Division of Pulmonary Medicine, Department of Internal Medicine, School of Medicine, College of Medicine, Taipei Medical University, Taipei, Taiwan; Division of Pulmonary Medicine, Department of Internal Medicine, Shuang Ho Hospital, Taipei Medical University, New Taipei City, Taiwan.
Division of Radiation Oncology, Chi Mei Medical Center, Tainan, Taiwan; Department of Pharmacy, Chia-Nan University of Pharmacy and Science, Tainan, Taiwan.
Ecotoxicol Environ Saf. 2023 Nov 1;266:115555. doi: 10.1016/j.ecoenv.2023.115555. Epub 2023 Oct 12.

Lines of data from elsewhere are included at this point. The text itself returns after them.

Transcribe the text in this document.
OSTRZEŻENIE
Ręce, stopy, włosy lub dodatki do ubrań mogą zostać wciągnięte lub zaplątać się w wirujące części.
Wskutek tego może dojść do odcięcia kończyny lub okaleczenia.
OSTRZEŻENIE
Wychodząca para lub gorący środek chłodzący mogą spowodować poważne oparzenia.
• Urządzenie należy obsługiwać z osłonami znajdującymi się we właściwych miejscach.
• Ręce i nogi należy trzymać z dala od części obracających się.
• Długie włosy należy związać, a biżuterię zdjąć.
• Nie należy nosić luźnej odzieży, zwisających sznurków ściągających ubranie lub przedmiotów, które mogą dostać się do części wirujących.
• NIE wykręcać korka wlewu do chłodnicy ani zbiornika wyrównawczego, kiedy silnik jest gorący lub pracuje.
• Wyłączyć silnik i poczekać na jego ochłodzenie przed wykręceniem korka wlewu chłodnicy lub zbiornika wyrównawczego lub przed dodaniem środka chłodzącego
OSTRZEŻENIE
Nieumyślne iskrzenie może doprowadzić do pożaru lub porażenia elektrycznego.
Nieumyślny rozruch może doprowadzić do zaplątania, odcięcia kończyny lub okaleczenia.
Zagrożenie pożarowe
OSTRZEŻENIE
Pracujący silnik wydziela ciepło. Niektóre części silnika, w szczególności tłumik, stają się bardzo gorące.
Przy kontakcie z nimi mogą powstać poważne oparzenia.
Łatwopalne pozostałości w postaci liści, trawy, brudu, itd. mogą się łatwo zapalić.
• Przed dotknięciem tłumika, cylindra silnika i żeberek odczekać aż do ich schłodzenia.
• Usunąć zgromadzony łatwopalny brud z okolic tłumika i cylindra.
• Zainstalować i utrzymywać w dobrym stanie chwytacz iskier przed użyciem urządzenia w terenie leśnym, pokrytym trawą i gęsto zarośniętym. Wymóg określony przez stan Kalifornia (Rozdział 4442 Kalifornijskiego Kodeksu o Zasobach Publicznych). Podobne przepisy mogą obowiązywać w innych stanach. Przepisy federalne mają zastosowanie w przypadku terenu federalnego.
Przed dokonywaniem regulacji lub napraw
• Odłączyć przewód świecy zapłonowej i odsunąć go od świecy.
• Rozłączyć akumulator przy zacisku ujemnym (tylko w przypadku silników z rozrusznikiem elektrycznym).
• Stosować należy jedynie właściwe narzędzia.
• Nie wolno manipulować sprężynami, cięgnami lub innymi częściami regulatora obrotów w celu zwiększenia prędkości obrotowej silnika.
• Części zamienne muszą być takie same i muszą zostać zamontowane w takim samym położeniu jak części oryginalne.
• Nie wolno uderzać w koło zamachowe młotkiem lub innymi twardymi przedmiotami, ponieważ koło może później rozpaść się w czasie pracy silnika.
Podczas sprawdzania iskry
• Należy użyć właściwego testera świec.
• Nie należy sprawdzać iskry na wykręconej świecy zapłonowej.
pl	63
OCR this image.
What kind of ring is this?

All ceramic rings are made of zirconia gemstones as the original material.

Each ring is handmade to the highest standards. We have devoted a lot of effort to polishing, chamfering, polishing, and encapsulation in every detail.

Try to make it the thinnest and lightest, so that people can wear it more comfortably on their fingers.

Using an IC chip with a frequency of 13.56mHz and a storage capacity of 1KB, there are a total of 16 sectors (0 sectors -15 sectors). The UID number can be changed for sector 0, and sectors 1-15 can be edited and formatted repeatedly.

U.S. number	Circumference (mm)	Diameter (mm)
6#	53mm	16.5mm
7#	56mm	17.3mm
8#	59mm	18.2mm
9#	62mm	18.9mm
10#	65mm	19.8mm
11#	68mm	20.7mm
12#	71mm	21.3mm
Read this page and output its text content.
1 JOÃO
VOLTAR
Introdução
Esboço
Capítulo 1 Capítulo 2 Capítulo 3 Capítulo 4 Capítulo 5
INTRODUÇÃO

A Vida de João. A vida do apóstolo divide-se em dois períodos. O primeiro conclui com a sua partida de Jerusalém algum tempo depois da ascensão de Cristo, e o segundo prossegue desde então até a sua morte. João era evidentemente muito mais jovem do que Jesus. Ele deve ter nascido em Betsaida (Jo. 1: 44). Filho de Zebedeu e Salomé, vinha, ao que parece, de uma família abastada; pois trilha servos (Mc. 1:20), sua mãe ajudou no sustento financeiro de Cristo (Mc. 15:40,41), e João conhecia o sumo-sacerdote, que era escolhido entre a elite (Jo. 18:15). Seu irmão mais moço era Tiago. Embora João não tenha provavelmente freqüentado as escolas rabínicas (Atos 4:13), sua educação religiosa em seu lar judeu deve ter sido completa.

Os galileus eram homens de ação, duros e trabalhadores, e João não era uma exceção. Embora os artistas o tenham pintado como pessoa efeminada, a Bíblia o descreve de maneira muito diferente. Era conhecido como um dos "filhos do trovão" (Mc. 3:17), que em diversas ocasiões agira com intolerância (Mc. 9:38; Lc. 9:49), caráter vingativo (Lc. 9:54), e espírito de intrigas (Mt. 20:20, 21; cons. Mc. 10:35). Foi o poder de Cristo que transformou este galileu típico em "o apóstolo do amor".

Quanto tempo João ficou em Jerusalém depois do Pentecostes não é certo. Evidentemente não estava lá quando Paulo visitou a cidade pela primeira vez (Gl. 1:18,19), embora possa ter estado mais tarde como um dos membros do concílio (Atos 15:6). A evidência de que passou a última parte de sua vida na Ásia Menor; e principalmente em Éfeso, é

Mitochondrial dysfunction was reported to be involved in the development of lung diseases including chronic obstructive pulmonary disease (COPD). However, molecular regulation underlying metabolic disorders in the airway epithelia exposed to air pollution remains unclear. In the present study, lung bronchial epithelial BEAS-2B and alveolar epithelial A549 cells were treated with diesel exhaust particles (DEPs), the primary representative of ambient particle matter. This treatment elicited cell death accompanied by induction of lipid reactive oxygen species (ROS) production and ferroptosis. Lipidomics analyses revealed that DEPs increased glycerophospholipid contents. Accordingly, DEPs upregulated expression of the electron transport chain (ETC) complex and induced mitochondrial ROS production. Mechanistically, DEP exposure downregulated the Hippo transducer transcriptional co-activator with PDZ-binding motif (TAZ), which was further identified to be crucial for the ferroptosis-associated antioxidant system, including glutathione peroxidase 4 (GPX4), the glutamate-cysteine ligase catalytic subunit (GCLC), and glutathione-disulfide reductase (GSR). Moreover, immunohistochemistry confirmed downregulation of GPX4 and upregulation of lipid peroxidation in the bronchial epithelium of COPD patients and Sprague-Dawley rats exposed to air pollution. Finally, proteomics analyses confirmed alterations of ETC-related proteins in bronchoalveolar lavage from COPD patients compared to healthy subjects. Together, our study discovered that involvement of mitochondrial redox dysregulation plays a vital role in pulmonary epithelial cell destruction after exposure to air pollution.
线粒体功能障碍被报道与肺部疾病(包括慢性阻塞性肺疾病(COPD))的发展有关。然而,暴露于空气污染的气道上皮细胞代谢紊乱的分子调节仍不清楚。在本研究中,用柴油机排气颗粒(DEPs)处理肺支气管上皮 BEAS-2B 和肺泡上皮 A549 细胞,DEPs 是环境颗粒物的主要代表。这种处理引起细胞死亡,伴随着脂质活性氧(ROS)产生和铁死亡的诱导。脂质组学分析表明,DEPs 增加了甘油磷脂的含量。因此,DEPs 上调了电子传递链(ETC)复合物的表达,并诱导了线粒体 ROS 的产生。从机制上讲,DEP 暴露下调了 Hippo 转导转录共激活因子与 PDZ 结合基序(TAZ),TAZ 进一步被确定为铁死亡相关抗氧化系统的关键,包括谷胱甘肽过氧化物酶 4(GPX4)、谷氨酸-半胱氨酸连接酶催化亚基(GCLC)和谷胱甘肽二硫化物还原酶(GSR)。此外,免疫组织化学证实了 COPD 患者和暴露于空气污染的 Sprague-Dawley 大鼠支气管上皮中 GPX4 的下调和脂质过氧化的上调。最后,蛋白质组学分析证实了与 COPD 患者相比,健康受试者的支气管肺泡灌洗液中 ETC 相关蛋白发生了改变。总的来说,我们的研究发现,暴露于空气污染后,线粒体氧化还原失调的参与在肺上皮细胞破坏中起着至关重要的作用。